Open-Sourcing the PoC

While working through this, I noticed something surprising:

There were no complete, working exploits publicly available that: - Set up the vulnerable environment, - Delivered the payload correctly - Demonstrated the XSS end-to-end

I decided to package everything, including the Docker setup, exploit steps, payload, and screenshots, and open-source it so others can learn from it and build on it.

🔗Github Repo: https://github.com/ZaidArif47/CVE-2024-42009

Final Thoughts

This wasn't just about reproducing an XSS, it was about bridging the gap between a scanner finding and a real, demonstrable risk.

In many assessments, especially pre-auth scenarios, it's easy to stop at version-based detections. But without a clear demonstration, these findings often get deprioritized or misunderstood by stakeholders.

Building a controlled lab changed that. It allowed me to:

  • Validate the vulnerability with confidence
  • Understand the exact conditions required for exploitation
  • And most importantly, show impact in a way that's hard to ignore!
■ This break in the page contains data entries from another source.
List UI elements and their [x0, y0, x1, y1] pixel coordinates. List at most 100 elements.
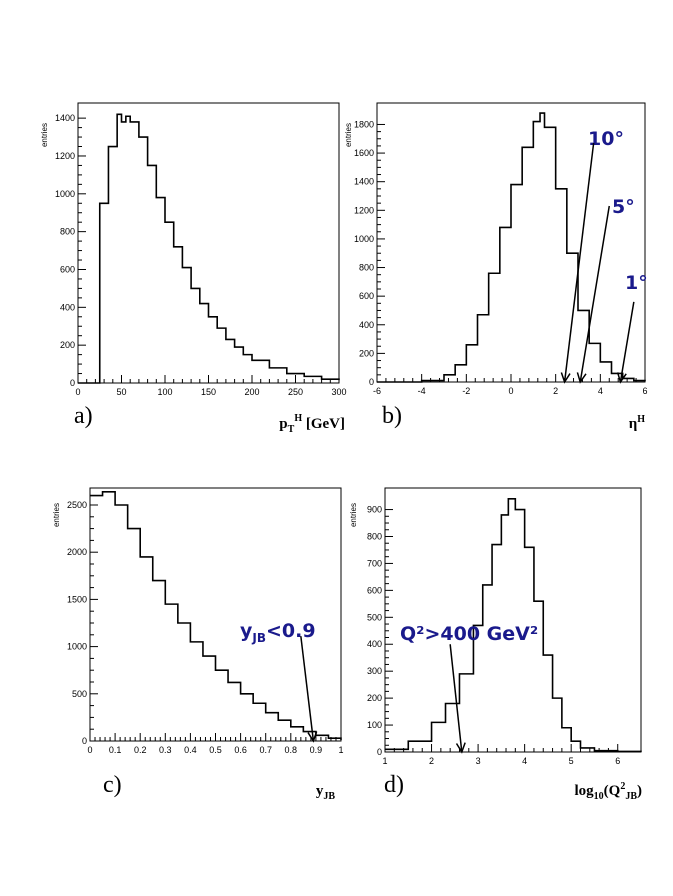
annotation-arrow: [563, 142, 595, 383]
x-tick-label: -2: [462, 386, 470, 396]
x-tick-label: 0: [508, 386, 513, 396]
y-tick-label: 1600: [354, 148, 374, 158]
y-tick-label: 200: [359, 348, 374, 358]
x-tick-label: 0: [87, 745, 92, 755]
histogram-line: [385, 497, 642, 753]
x-tick-label: 3: [476, 756, 481, 766]
histogram-line: [90, 490, 342, 741]
arrow-head: [616, 372, 627, 384]
y-tick-label: 0: [70, 378, 75, 388]
panel-b: -6 -4 -2 0 2 4 6 0 200 400 600 800 1000 1200 1400 1600 1…: [344, 102, 648, 432]
annotation-arrow: [619, 301, 635, 383]
x-tick-label: 200: [244, 387, 259, 397]
y-tick-label: 1400: [354, 177, 374, 187]
y-tick-label: 1000: [67, 642, 87, 652]
x-tick-label: -4: [418, 386, 426, 396]
y-tick-label: 400: [60, 302, 75, 312]
x-tick-label: 100: [157, 387, 172, 397]
arrow-head: [576, 372, 587, 384]
y-tick-label: 600: [359, 291, 374, 301]
y-tick-label: 1500: [67, 594, 87, 604]
x-tick-label: 0.1: [109, 745, 122, 755]
annotation-arrow: [579, 205, 611, 383]
annotation-label: 5°: [612, 196, 635, 218]
x-tick-label: 2: [429, 756, 434, 766]
panel-label: c): [103, 772, 122, 798]
panel-label: a): [74, 403, 93, 429]
x-tick-label: 0.3: [159, 745, 172, 755]
histogram-line: [78, 113, 340, 384]
x-tick-label: 5: [569, 756, 574, 766]
x-axis-title: pTH [GeV]: [279, 413, 345, 435]
y-tick-label: 0: [377, 747, 382, 757]
panel-label: b): [382, 403, 402, 429]
x-tick-label: 1: [338, 745, 343, 755]
y-tick-label: 2000: [67, 547, 87, 557]
x-tick-label: 2: [553, 386, 558, 396]
x-tick-label: 0.5: [209, 745, 222, 755]
panel-label: d): [384, 772, 404, 798]
x-axis-title: ηH: [629, 414, 646, 432]
y-tick-label: 1400: [55, 113, 75, 123]
y-tick-label: 200: [367, 693, 382, 703]
x-tick-label: 250: [288, 387, 303, 397]
annotation-arrow: [449, 644, 463, 753]
y-axis-title: entries: [349, 503, 358, 527]
x-tick-label: 0.6: [234, 745, 247, 755]
y-tick-label: 1000: [55, 189, 75, 199]
y-tick-label: 0: [369, 377, 374, 387]
x-tick-label: -6: [373, 386, 381, 396]
y-tick-label: 900: [367, 505, 382, 515]
x-tick-label: 0.4: [184, 745, 197, 755]
annotation-label: 10°: [588, 128, 624, 150]
annotation-label: Q²>400 GeV²: [400, 623, 538, 645]
histogram-line: [377, 112, 646, 383]
y-tick-label: 800: [367, 531, 382, 541]
y-tick-label: 800: [60, 227, 75, 237]
x-tick-label: 4: [522, 756, 527, 766]
x-tick-label: 4: [598, 386, 603, 396]
x-tick-label: 0.8: [285, 745, 298, 755]
y-tick-label: 600: [367, 585, 382, 595]
x-tick-label: 0: [75, 387, 80, 397]
x-tick-label: 6: [642, 386, 647, 396]
y-tick-label: 400: [367, 639, 382, 649]
y-tick-label: 100: [367, 720, 382, 730]
y-axis-title: entries: [344, 123, 353, 147]
y-tick-label: 1200: [55, 151, 75, 161]
y-tick-label: 0: [82, 736, 87, 746]
arrow-head: [560, 372, 571, 384]
y-tick-label: 500: [367, 612, 382, 622]
x-axis-title: yJB: [316, 783, 336, 802]
x-tick-label: 300: [331, 387, 346, 397]
y-tick-label: 1200: [354, 205, 374, 215]
x-tick-label: 0.9: [310, 745, 323, 755]
y-tick-label: 500: [72, 689, 87, 699]
arrow-head: [307, 731, 318, 743]
x-tick-label: 50: [116, 387, 126, 397]
y-tick-label: 1800: [354, 119, 374, 129]
panel-d: 1 2 3 4 5 6 0 100 200 300 400 500 600 700 800 900 entrie…: [349, 487, 642, 802]
annotation-label: yJB<0.9: [240, 620, 316, 645]
panel-a: 0 50 100 150 200 250 300 0 200 400 600 800 1000 1200 1…: [40, 102, 347, 435]
annotation-arrow: [300, 636, 315, 742]
y-tick-label: 800: [359, 263, 374, 273]
y-axis-title: entries: [52, 503, 61, 527]
y-axis-title: entries: [40, 123, 49, 147]
y-tick-label: 1000: [354, 234, 374, 244]
y-tick-label: 200: [60, 340, 75, 350]
panel-c: 0 0.1 0.2 0.3 0.4 0.5 0.6 0.7 0.8 0.9 1 0 500 1000 150…: [52, 487, 344, 802]
y-tick-label: 2500: [67, 500, 87, 510]
x-tick-label: 1: [382, 756, 387, 766]
y-tick-label: 600: [60, 264, 75, 274]
y-tick-label: 700: [367, 558, 382, 568]
x-tick-label: 6: [615, 756, 620, 766]
x-tick-label: 0.7: [259, 745, 272, 755]
x-axis-title: log10(Q2JB): [574, 781, 642, 802]
annotation-label: 1°: [625, 272, 648, 294]
x-tick-label: 150: [201, 387, 216, 397]
x-tick-label: 0.2: [134, 745, 147, 755]
plot-frame: [384, 487, 642, 753]
y-tick-label: 400: [359, 320, 374, 330]
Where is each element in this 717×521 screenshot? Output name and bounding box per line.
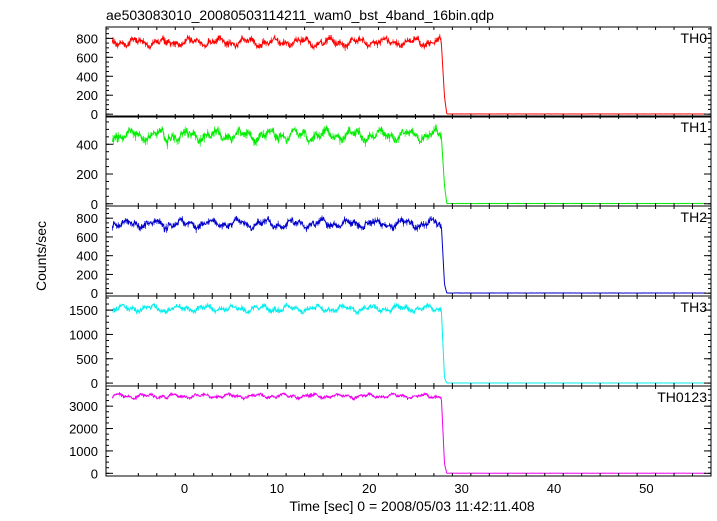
panel-frame — [105, 385, 712, 477]
y-tick-label: 200 — [76, 267, 98, 282]
series-line-th2 — [112, 216, 707, 294]
panel-label-th2: TH2 — [681, 209, 708, 225]
x-tick-label: 20 — [362, 481, 376, 496]
y-tick-label: 1000 — [69, 327, 98, 342]
y-tick-label: 0 — [91, 466, 98, 481]
y-tick-label: 200 — [76, 88, 98, 103]
error-bars-th1 — [112, 124, 442, 150]
error-bars-th3 — [112, 302, 442, 315]
panel-label-th3: TH3 — [681, 299, 708, 315]
error-bars-th0 — [112, 33, 442, 52]
series-line-th0123 — [112, 391, 706, 474]
panel-label-th0: TH0 — [681, 30, 708, 46]
y-tick-label: 0 — [91, 197, 98, 212]
panel-th0: 0 200 400 600 800 TH0 — [76, 26, 712, 122]
panel-th0123: 0 1000 2000 3000 TH0123 — [69, 385, 712, 481]
y-tick-label: 0 — [91, 286, 98, 301]
panel-label-th0123: TH0123 — [657, 389, 707, 405]
y-tick-label: 1000 — [69, 444, 98, 459]
y-tick-label: 400 — [76, 69, 98, 84]
error-bar-path — [112, 124, 442, 150]
y-tick-label: 600 — [76, 50, 98, 65]
series-line-th0 — [111, 34, 706, 115]
y-tick-label: 800 — [76, 211, 98, 226]
y-tick-label: 400 — [76, 137, 98, 152]
y-tick-label: 500 — [76, 352, 98, 367]
y-axis-label: Counts/sec — [33, 221, 49, 291]
error-bars-th0123 — [112, 392, 442, 401]
chart-title: ae503083010_20080503114211_wam0_bst_4ban… — [106, 7, 494, 23]
error-bar-path — [112, 302, 442, 315]
series-line-th1 — [111, 125, 707, 205]
panel-th3: 0 500 1000 1500 TH3 — [69, 295, 712, 391]
panel-frame — [105, 115, 712, 207]
y-tick-label: 800 — [76, 31, 98, 46]
error-bars-th2 — [112, 215, 442, 233]
y-tick-label: 400 — [76, 249, 98, 264]
series-line-th3 — [112, 302, 706, 384]
error-bar-path — [112, 392, 442, 401]
panel-th1: 0 200 400 TH1 — [76, 115, 712, 212]
x-tick-label: 30 — [454, 481, 468, 496]
panel-th2: 0 200 400 600 800 TH2 — [76, 205, 712, 301]
y-tick-label: 2000 — [69, 422, 98, 437]
y-tick-label: 0 — [91, 376, 98, 391]
x-tick-label: 0 — [181, 481, 188, 496]
y-tick-label: 1500 — [69, 303, 98, 318]
x-axis-label: Time [sec] 0 = 2008/05/03 11:42:11.408 — [289, 498, 535, 514]
error-bar-path — [112, 215, 442, 233]
error-bar-path — [112, 33, 442, 52]
y-tick-label: 200 — [76, 167, 98, 182]
y-tick-label: 0 — [91, 107, 98, 122]
x-tick-label: 40 — [547, 481, 561, 496]
x-tick-label: 50 — [639, 481, 653, 496]
y-tick-label: 600 — [76, 230, 98, 245]
y-tick-label: 3000 — [69, 399, 98, 414]
panel-label-th1: TH1 — [681, 119, 708, 135]
x-tick-label: 10 — [270, 481, 284, 496]
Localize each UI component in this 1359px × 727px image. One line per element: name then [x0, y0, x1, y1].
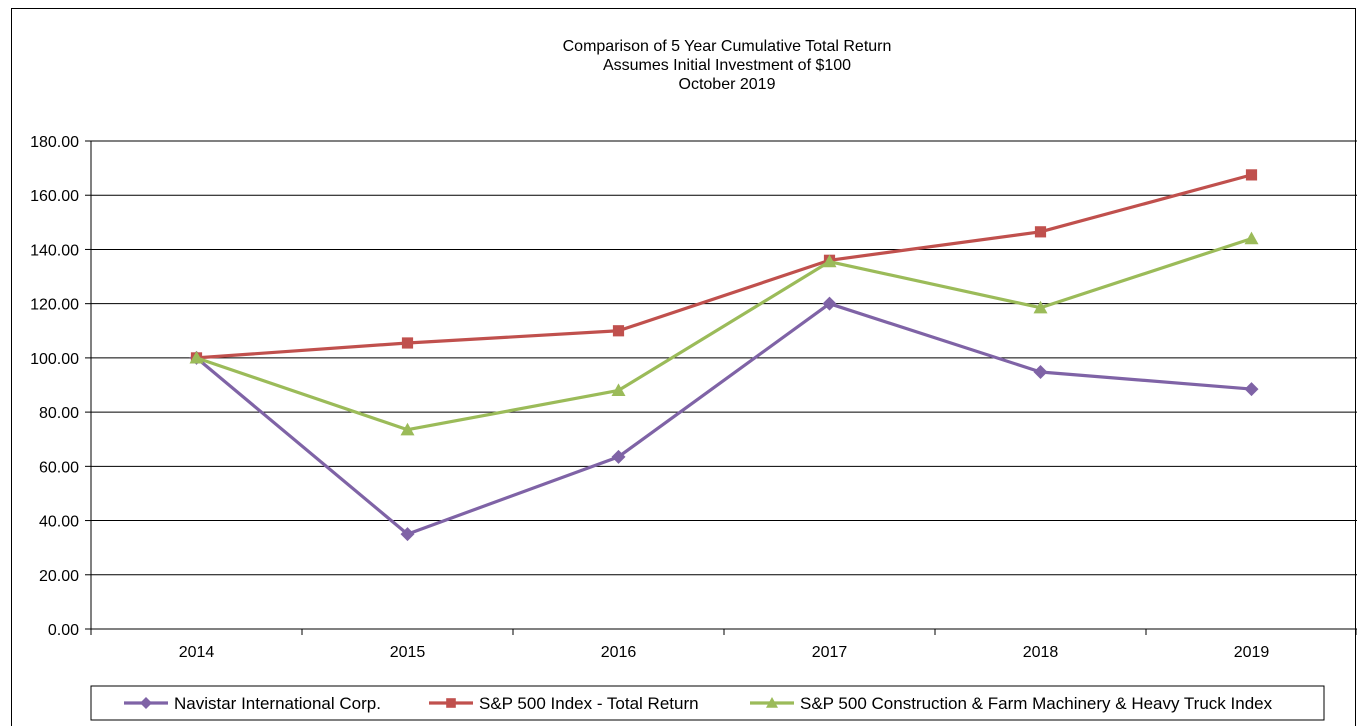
y-tick-label: 80.00: [39, 405, 79, 422]
legend-label: S&P 500 Construction & Farm Machinery & …: [800, 694, 1273, 713]
grid-lines: [91, 140, 1357, 576]
legend-label: Navistar International Corp.: [174, 694, 381, 713]
y-tick-label: 60.00: [39, 459, 79, 476]
legend-entry-1: Navistar International Corp.: [124, 694, 381, 713]
y-tick-label: 140.00: [30, 242, 79, 259]
data-point-square: [446, 698, 456, 708]
axes: [85, 140, 1357, 635]
series-line: [195, 302, 1252, 536]
data-point-triangle: [1033, 300, 1048, 314]
data-point-diamond: [140, 697, 152, 709]
x-tick-label: 2014: [179, 644, 215, 661]
series-line: [195, 237, 1252, 432]
data-point-square: [1245, 169, 1258, 181]
data-point-triangle: [611, 383, 626, 397]
legend-entry-2: S&P 500 Index - Total Return: [429, 694, 699, 713]
y-tick-label: 100.00: [30, 351, 79, 368]
legend-label: S&P 500 Index - Total Return: [479, 694, 699, 713]
data-point-diamond: [1244, 382, 1259, 397]
data-point-square: [401, 337, 414, 349]
data-point-diamond: [400, 527, 415, 542]
data-point-triangle: [189, 350, 204, 364]
x-tick-label: 2015: [390, 644, 426, 661]
x-tick-label: 2016: [601, 644, 637, 661]
data-point-diamond: [822, 296, 837, 311]
legend: Navistar International Corp. S&P 500 Inde…: [90, 685, 1325, 721]
chart-title: Comparison of 5 Year Cumulative Total Re…: [563, 38, 892, 93]
y-axis-tick-labels: 0.00 20.00 40.00 60.00 80.00 100.00 120.00 140.…: [30, 134, 79, 639]
series-line: [196, 173, 1252, 360]
series-2: [190, 169, 1258, 364]
y-tick-label: 120.00: [30, 297, 79, 314]
data-point-square: [1034, 226, 1047, 238]
data-point-triangle: [822, 254, 837, 268]
chart-title-line-2: Assumes Initial Investment of $100: [603, 57, 851, 74]
data-point-triangle: [400, 422, 415, 436]
data-point-square: [612, 325, 625, 337]
line-chart: Comparison of 5 Year Cumulative Total Re…: [30, 38, 1357, 721]
series-1: [189, 296, 1259, 542]
y-tick-label: 180.00: [30, 134, 79, 151]
data-point-diamond: [1033, 364, 1048, 379]
chart-title-line-3: October 2019: [679, 76, 776, 93]
x-tick-label: 2018: [1023, 644, 1059, 661]
x-tick-label: 2017: [812, 644, 848, 661]
chart-frame: Comparison of 5 Year Cumulative Total Re…: [11, 8, 1357, 726]
data-point-triangle: [766, 697, 778, 708]
x-axis-tick-labels: 2014 2015 2016 2017 2018 2019: [179, 644, 1270, 661]
y-tick-label: 40.00: [39, 514, 79, 531]
y-tick-label: 20.00: [39, 568, 79, 585]
y-tick-label: 0.00: [48, 622, 79, 639]
x-tick-label: 2019: [1234, 644, 1270, 661]
data-point-triangle: [1244, 231, 1259, 245]
data-series: [189, 169, 1259, 542]
data-point-diamond: [611, 449, 626, 464]
chart-title-line-1: Comparison of 5 Year Cumulative Total Re…: [563, 38, 892, 55]
series-3: [189, 231, 1259, 436]
y-tick-label: 160.00: [30, 188, 79, 205]
legend-box: [90, 685, 1325, 721]
legend-entry-3: S&P 500 Construction & Farm Machinery & …: [750, 694, 1273, 713]
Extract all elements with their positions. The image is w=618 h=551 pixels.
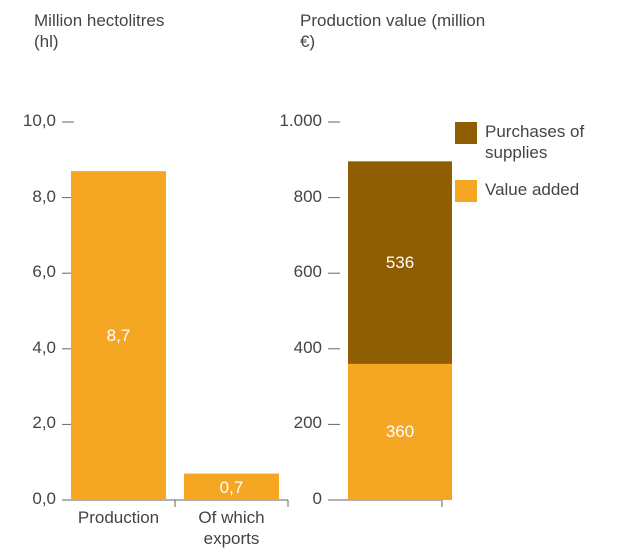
legend-label: Purchases of supplies	[485, 122, 585, 162]
axis-title: Production value (million €)	[300, 11, 486, 51]
y-tick-label: 8,0	[32, 186, 56, 206]
y-tick-label: 10,0	[22, 111, 56, 130]
legend-label: Value added	[485, 180, 580, 199]
legend-swatch	[455, 122, 477, 144]
x-tick-label: Of which exports	[198, 508, 265, 548]
value-label: 0,7	[219, 477, 244, 497]
bar-segment	[348, 161, 452, 364]
bar	[184, 473, 279, 500]
y-tick-label: 0,0	[32, 489, 56, 508]
y-tick-label: 600	[293, 262, 322, 282]
bar-segment	[348, 363, 452, 500]
value-label: 536	[385, 252, 415, 272]
axis-title: Million hectolitres (hl)	[34, 11, 165, 51]
y-tick-label: 800	[293, 186, 322, 206]
y-tick-label: 1.000	[279, 111, 322, 130]
legend-swatch	[455, 180, 477, 202]
value-label: 8,7	[106, 325, 131, 345]
x-tick-label: Production	[77, 508, 160, 527]
y-tick-label: 6,0	[32, 262, 56, 282]
value-label: 360	[385, 421, 415, 441]
y-tick-label: 200	[293, 413, 322, 433]
y-tick-label: 2,0	[32, 413, 56, 433]
bar	[71, 171, 166, 500]
y-tick-label: 4,0	[32, 337, 56, 357]
y-tick-label: 0	[312, 489, 322, 508]
y-tick-label: 400	[293, 337, 322, 357]
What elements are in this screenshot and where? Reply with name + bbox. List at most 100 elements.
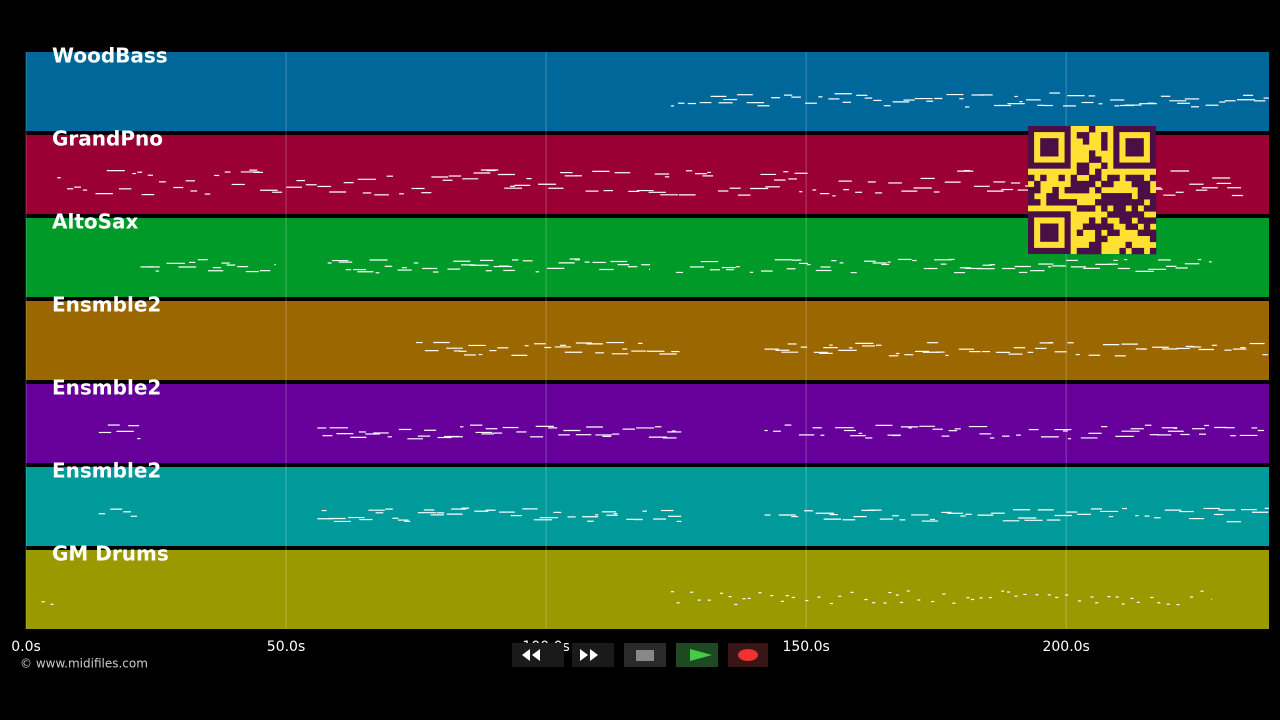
- qr-cell: [1125, 217, 1132, 224]
- qr-cell: [1028, 193, 1035, 200]
- qr-cell: [1101, 217, 1108, 224]
- qr-cell: [1082, 247, 1090, 255]
- copyright: © www.midifiles.com: [20, 657, 148, 671]
- qr-cell: [1076, 180, 1084, 188]
- qr-cell: [1034, 199, 1041, 206]
- qr-cell: [1107, 229, 1114, 237]
- qr-finder: [1125, 138, 1144, 157]
- qr-cell: [1046, 199, 1053, 206]
- qr-cell: [1082, 138, 1090, 145]
- track-band: [26, 550, 1269, 629]
- track-name: GrandPno: [52, 127, 163, 151]
- qr-cell: [1137, 217, 1145, 224]
- qr-cell: [1076, 162, 1084, 169]
- qr-cell: [1119, 193, 1126, 200]
- qr-cell: [1088, 223, 1096, 230]
- qr-cell: [1107, 174, 1114, 182]
- qr-cell: [1064, 186, 1071, 194]
- qr-cell: [1076, 247, 1084, 255]
- qr-finder: [1113, 126, 1157, 169]
- qr-code: [1027, 126, 1157, 255]
- qr-cell: [1095, 235, 1102, 243]
- track-band: [26, 467, 1269, 546]
- qr-cell: [1143, 186, 1151, 194]
- record-button[interactable]: [728, 643, 768, 667]
- qr-cell: [1076, 186, 1084, 194]
- qr-cell: [1101, 223, 1108, 230]
- qr-cell: [1107, 199, 1114, 206]
- qr-cell: [1058, 199, 1065, 206]
- transport-controls: [512, 643, 768, 667]
- qr-finder: [1040, 138, 1059, 157]
- track-name: Ensmble2: [52, 293, 161, 317]
- qr-cell: [1101, 235, 1108, 243]
- qr-cell: [1113, 199, 1120, 206]
- qr-cell: [1125, 199, 1132, 206]
- qr-cell: [1131, 199, 1139, 206]
- qr-cell: [1082, 132, 1090, 139]
- qr-cell: [1076, 205, 1084, 212]
- track-band: [26, 52, 1269, 131]
- qr-finder: [1040, 223, 1059, 242]
- qr-cell: [1125, 174, 1132, 182]
- qr-cell: [1034, 180, 1041, 188]
- qr-cell: [1137, 247, 1145, 255]
- track-name: Ensmble2: [52, 459, 161, 483]
- rewind-button[interactable]: [512, 643, 564, 667]
- qr-cell: [1064, 199, 1071, 206]
- play-button[interactable]: [676, 643, 718, 667]
- qr-cell: [1137, 199, 1145, 206]
- qr-cell: [1088, 150, 1096, 157]
- qr-cell: [1082, 162, 1090, 169]
- qr-cell: [1101, 180, 1108, 188]
- qr-cell: [1101, 132, 1108, 139]
- qr-cell: [1143, 229, 1151, 237]
- tick-label: 200.0s: [1042, 639, 1089, 655]
- qr-cell: [1101, 138, 1108, 145]
- qr-cell: [1101, 199, 1108, 206]
- qr-cell: [1088, 205, 1096, 212]
- qr-cell: [1149, 217, 1157, 224]
- qr-cell: [1119, 247, 1126, 255]
- qr-cell: [1131, 211, 1139, 218]
- qr-cell: [1107, 193, 1114, 200]
- track-name: GM Drums: [52, 542, 169, 566]
- qr-cell: [1088, 174, 1096, 182]
- qr-cell: [1046, 193, 1053, 200]
- qr-cell: [1143, 217, 1151, 224]
- qr-cell: [1070, 199, 1078, 206]
- qr-cell: [1143, 223, 1151, 230]
- qr-cell: [1107, 180, 1114, 188]
- tick-label: 50.0s: [267, 639, 305, 655]
- stop-button[interactable]: [624, 643, 666, 667]
- qr-cell: [1149, 229, 1157, 237]
- qr-cell: [1137, 180, 1145, 188]
- qr-cell: [1028, 186, 1035, 194]
- qr-cell: [1113, 229, 1120, 237]
- qr-cell: [1040, 174, 1047, 182]
- qr-cell: [1125, 211, 1132, 218]
- qr-cell: [1101, 162, 1108, 169]
- qr-cell: [1113, 174, 1120, 182]
- qr-finder: [1027, 211, 1071, 255]
- qr-cell: [1137, 174, 1145, 182]
- qr-cell: [1125, 193, 1132, 200]
- qr-cell: [1082, 180, 1090, 188]
- qr-cell: [1119, 199, 1126, 206]
- qr-cell: [1088, 217, 1096, 224]
- qr-cell: [1131, 174, 1139, 182]
- qr-cell: [1119, 211, 1126, 218]
- qr-cell: [1149, 205, 1157, 212]
- qr-cell: [1101, 205, 1108, 212]
- qr-cell: [1088, 126, 1096, 133]
- qr-cell: [1143, 180, 1151, 188]
- qr-cell: [1095, 199, 1102, 206]
- forward-button[interactable]: [572, 643, 614, 667]
- qr-cell: [1052, 199, 1059, 206]
- tick-label: 0.0s: [11, 639, 41, 655]
- qr-cell: [1028, 174, 1035, 182]
- qr-cell: [1113, 211, 1120, 218]
- qr-cell: [1131, 180, 1139, 188]
- qr-cell: [1095, 186, 1102, 194]
- qr-cell: [1149, 199, 1157, 206]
It also highlighted an important point: The way a payload is delivered can be just as critical as the payload itself.

Finally, this experience reinforced why tools like Docker are so valuable in security testing. The ability to recreate environments, test safely, and produce high-quality PoCs is a skill that goes beyond just finding bugs.

It's also about communicating risk effectively. Because at the end of the day, a vulnerability only matters if you can prove its impact.

I hope this was an awesome read. Keep Rocking! Keep Hacking!